8. O regime de exclusividade de um contrato de mediação imobiliária visa impedir a celebração de contrato de mediação com outra mediadora, durante o período de vigência desse contrato, visando proteger o interesse da empresa mediadora, na medida em que afasta do seu “caminho” a concorrência.
9. No regime de exclusividade só a Mediadora contratada tem o direito de promover o negócio objeto do contrato de mediação durante o período de vigência, e por se tratar de uma cláusula contratual geral, a sua interpretação obedecerá às regras estabelecidas nos artºs 236º a 238º do C. C.
10. Na interpretação deste tipo de cláusula contratual geral, vale, pois o sentido que lhe daria o declaratário normal no contexto do contrato individual celebrado.
11. Não está vedado ao proprietário do imóvel, ele próprio concretizar o negócio da venda do seu imóvel, mesmo quando celebra um contrato em regime de exclusividade com agência imobiliária.

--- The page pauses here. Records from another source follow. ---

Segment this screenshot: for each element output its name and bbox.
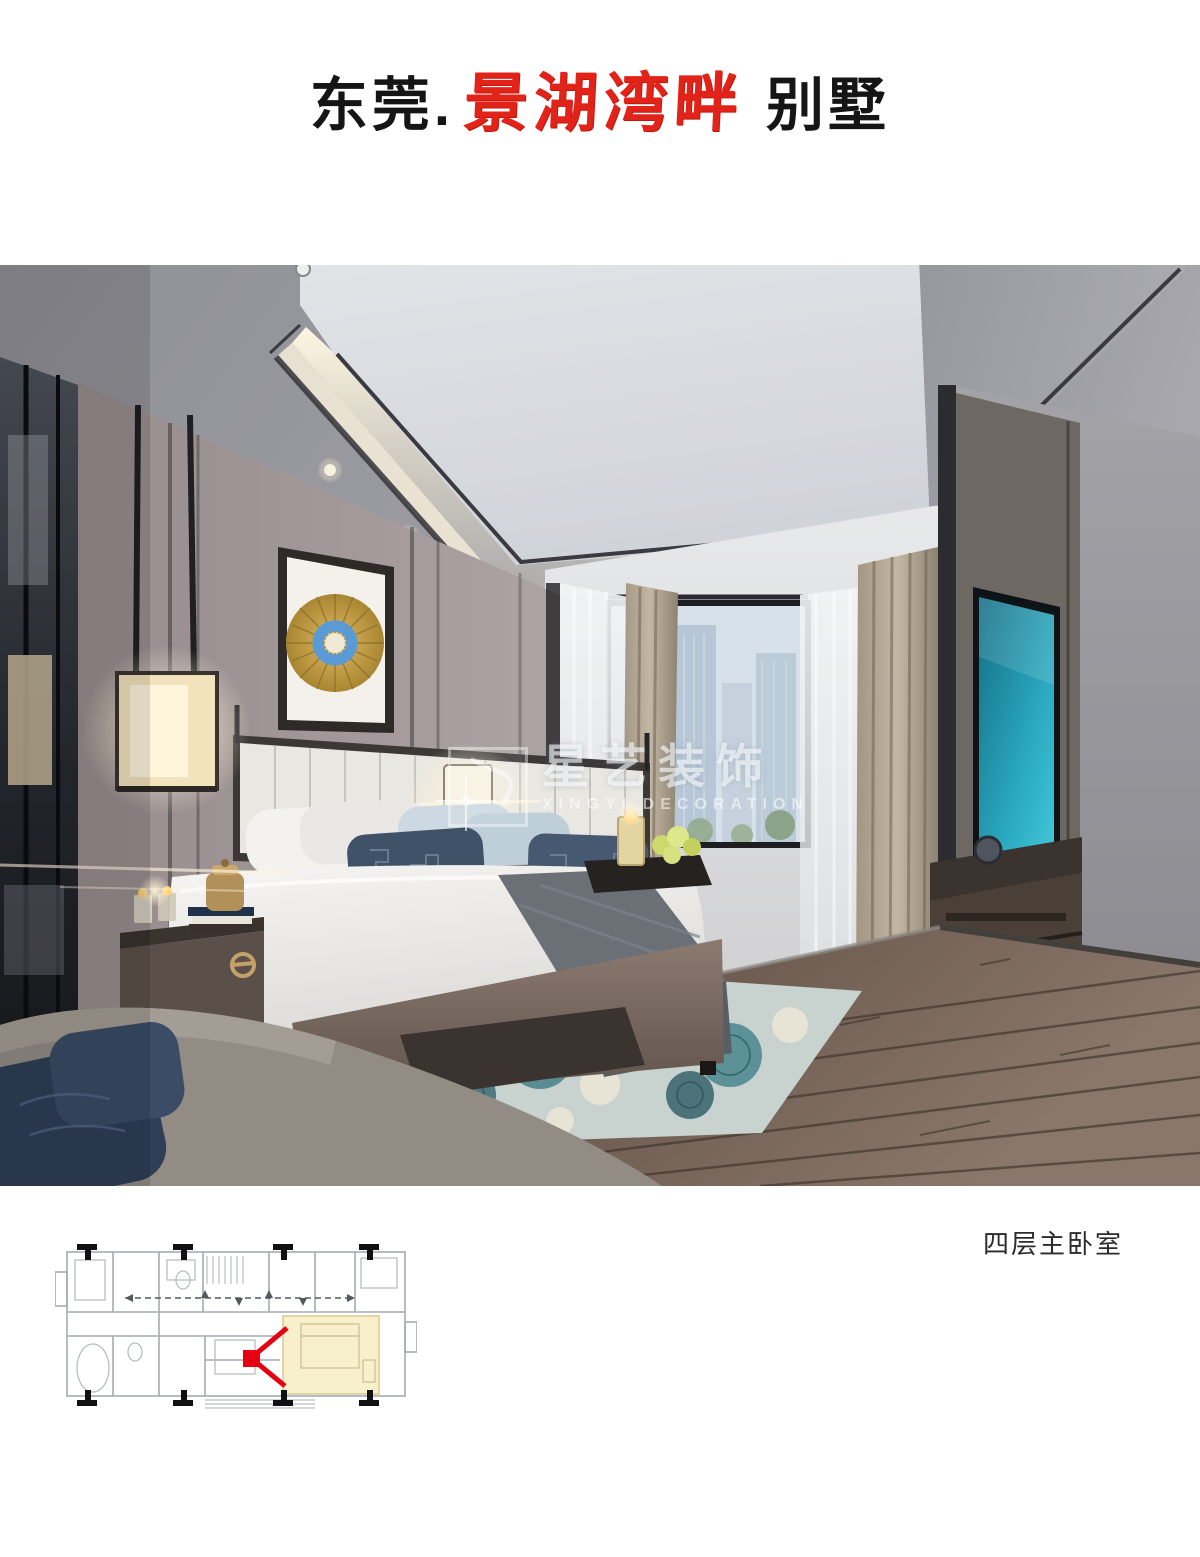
portfolio-page: 东莞.景湖湾畔别墅: [0, 0, 1200, 1557]
globe-decor-icon: [975, 837, 1001, 863]
bedroom-render-photo: 星艺装饰 XINGYI DECORATION: [0, 265, 1200, 1186]
wall-artwork: [278, 547, 394, 733]
photo-caption: 四层主卧室: [983, 1224, 1123, 1261]
bedroom-render-art: [0, 265, 1200, 1186]
title-suffix: 别墅: [766, 73, 890, 138]
title-project-name: 景湖湾畔: [462, 52, 747, 144]
floorplan-drawing: [55, 1240, 417, 1428]
title-city: 东莞.: [310, 73, 454, 138]
page-title: 东莞.景湖湾畔别墅: [0, 52, 1200, 144]
floorplan: [55, 1240, 417, 1428]
plan-highlight-room: [283, 1316, 379, 1394]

12. O facto de o cliente ter vendido o imóvel antes do termo do contrato de mediação que tinha celebrado com a mediadora, em regime de exclusividade, sem que tivesse comunicado à mesma tal facto, apenas configura uma violação contratual.
13. Esta violação contratual não dá lugar ao pagamento da remuneração, mas sim de uma indemnização pelos prejuízos causados.

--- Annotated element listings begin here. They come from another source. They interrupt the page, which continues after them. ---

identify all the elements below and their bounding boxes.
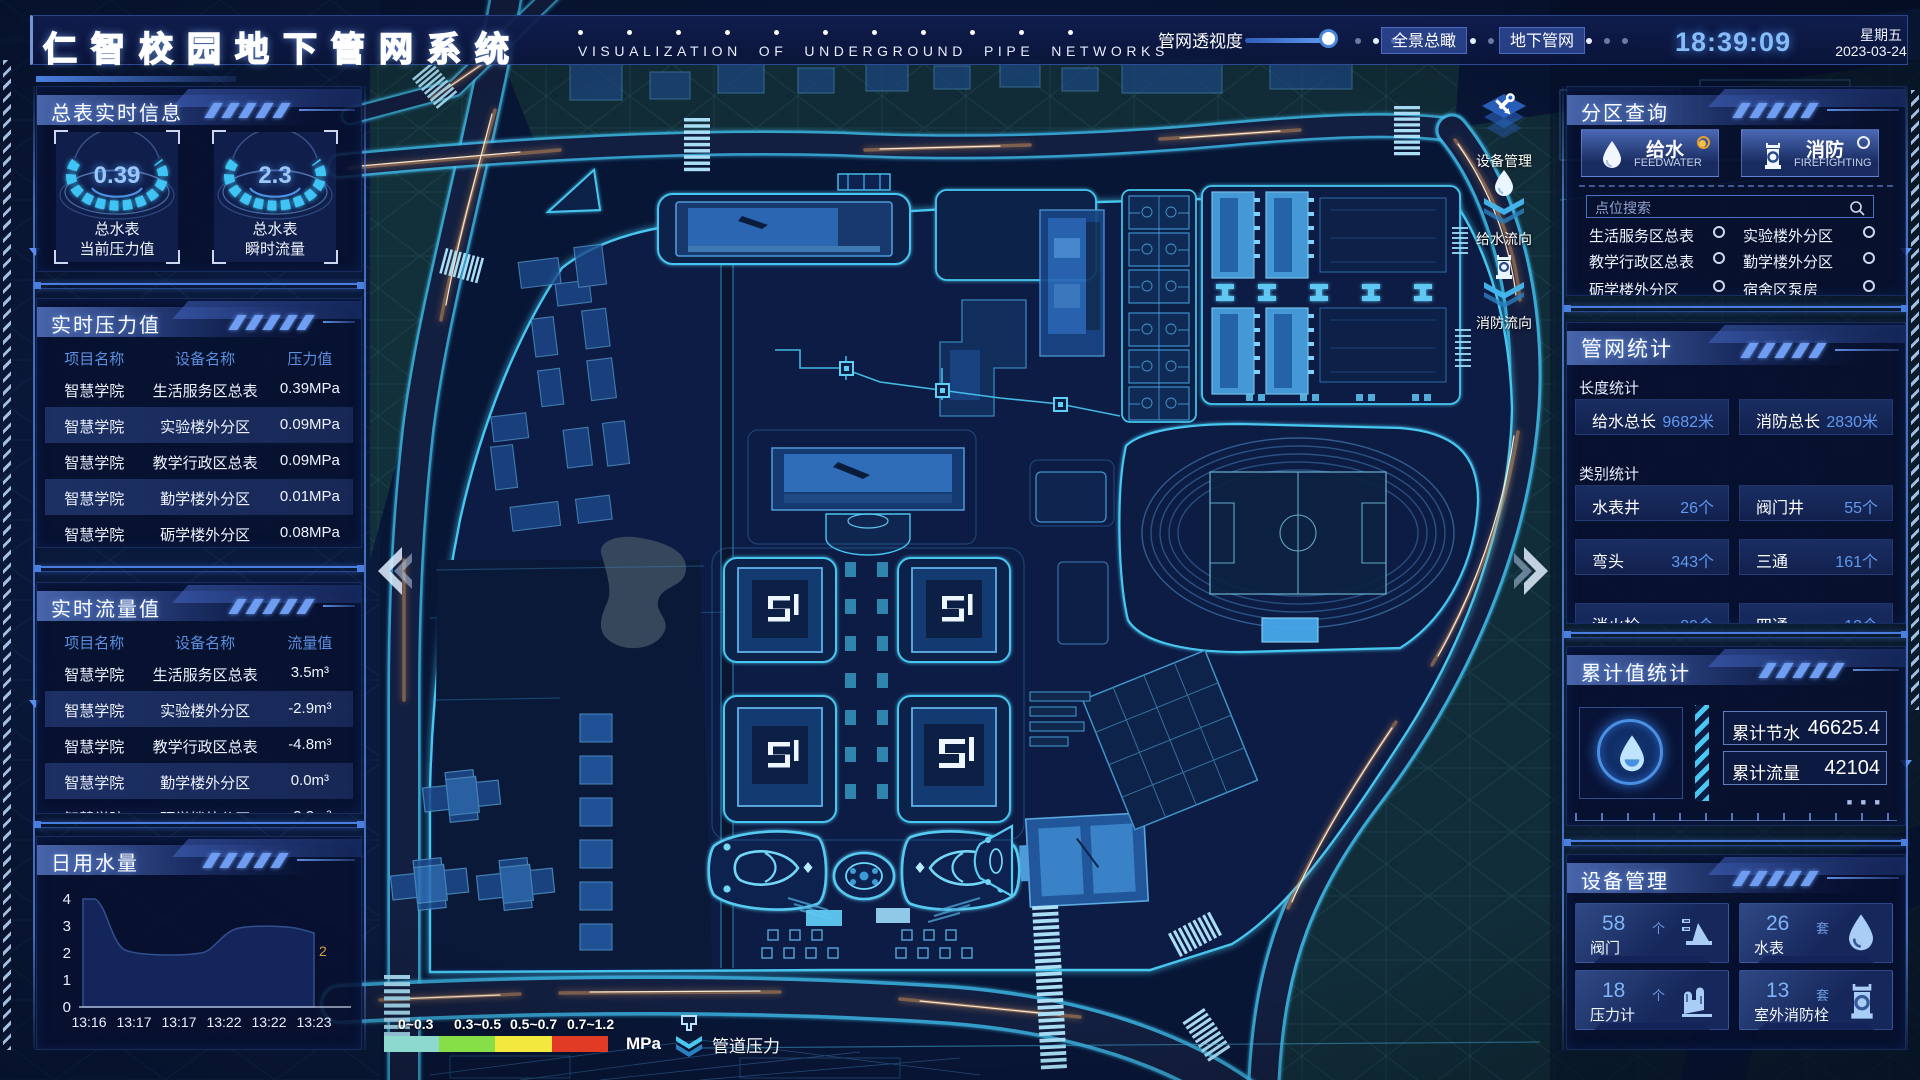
svg-text:13:23: 13:23 [296, 1014, 331, 1030]
svg-text:2: 2 [319, 943, 327, 959]
svg-text:0: 0 [63, 999, 71, 1016]
svg-text:2: 2 [63, 945, 71, 962]
svg-text:13:16: 13:16 [71, 1014, 106, 1030]
svg-text:13:17: 13:17 [161, 1014, 196, 1030]
svg-text:4: 4 [63, 891, 71, 908]
svg-text:1: 1 [63, 972, 71, 989]
svg-text:13:22: 13:22 [251, 1014, 286, 1030]
svg-text:13:22: 13:22 [206, 1014, 241, 1030]
svg-text:3: 3 [63, 918, 71, 935]
svg-text:13:17: 13:17 [116, 1014, 151, 1030]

14. Num contrato de mediação imobiliária para que a mediadora lograsse ter direito à remuneração, em face do contrato com a cláusula de exclusividade era pressuposto determinante a prova de que angariou cliente para a celebração do negócio.
15. Inexistem fundamentos, quer de facto, quer de direito para impor ao Requerido/recorrente o pagamento da remuneração peticionada.
16. A sentença recorrida violou os artºs 236º a 238º, 1154º do Código Cívil e ainda os artºs 2º, nº 1 e 4 e nº 1 do artº 18º do Decreto-Lei nº 211/2004, de 20 de Agosto.
Os concretos pontos de facto incorretamente julgados são: Alíneas g), h) e i) dos factos considerados provados-
Os concretos meios probatórios constantes do processo e das gravações realizadas, que impunham decisão diversa da recorrida são:
DOCUMENTOS:
1. contrato de mediação imobiliária de 29.04.2011 de fls 84 dos autos;
2. Contrato promessa de compra e venda de 27.04.2011 de fls 85 e segs dos autos
3. Escritura pública de compra e venda de 17.05.2011
GRAVAÇÃO DOS DEPOIMENTOS DAS TESTEMUNHAS:
A reapreciação dos depoimentos gravados, referidos nas alegações, com transcrição junta.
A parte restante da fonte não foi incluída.